Deputy District Attorney Manny Bustamante said Perez was called to the parking lot of a Sonic Drive-In restaurant in Cathedral City to sell marijuana to a woman. However, when he and a friend reached the scene, they saw two men — not the woman who called Perez, the prosecutor said.

Bustamante told jurors that Winters leveled a rifle at Perez’s friend while an accomplice, who is unidentified and still at large, reached through the driver’s side window to take Perez’s keys out of the ignition. Perez then tried to move the rifle barrel away from his friend’s face, prompting Winters to shoot him, the prosecutor said.

“It was a simple plan, with a simple motive, that suddenly went horribly wrong,” Bustamante said.

Perez sped off from the parking lot to the area of Baristo Road and Date Palm Drive, where police found him after his friend called 911.

Winters was arrested three days after the shooting at his stepfather’s home on Avenida Quintana. He told police that he was sleeping at his mother’s home in Desert Hot Springs on the night of the shooting.

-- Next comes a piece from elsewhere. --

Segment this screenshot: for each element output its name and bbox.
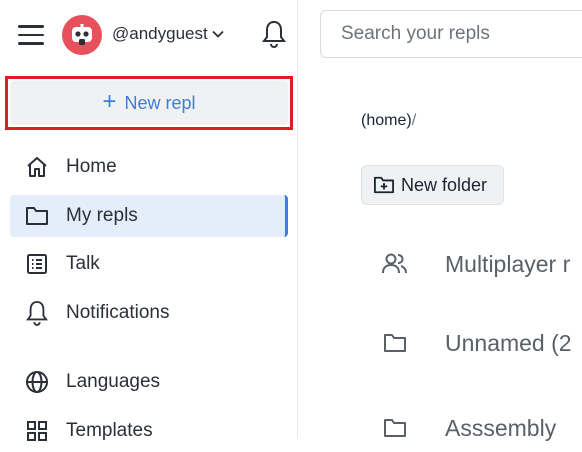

Defense attorney Arnold Lieman argued that Winters was never at the scene of the crime, and that the robbery motive made no sense, as Winters would not need to rob Perez to get marijuana. Winters was known to sell the drug and testified to that during the trial, Lieman said.

According to court records, Winters has a prior felony conviction for selling marijuana and was given three years’ probation in January.

Bustamante countered that they “weren’t looking to buy (marijuana.) They were looking to take what wasn’t theirs.”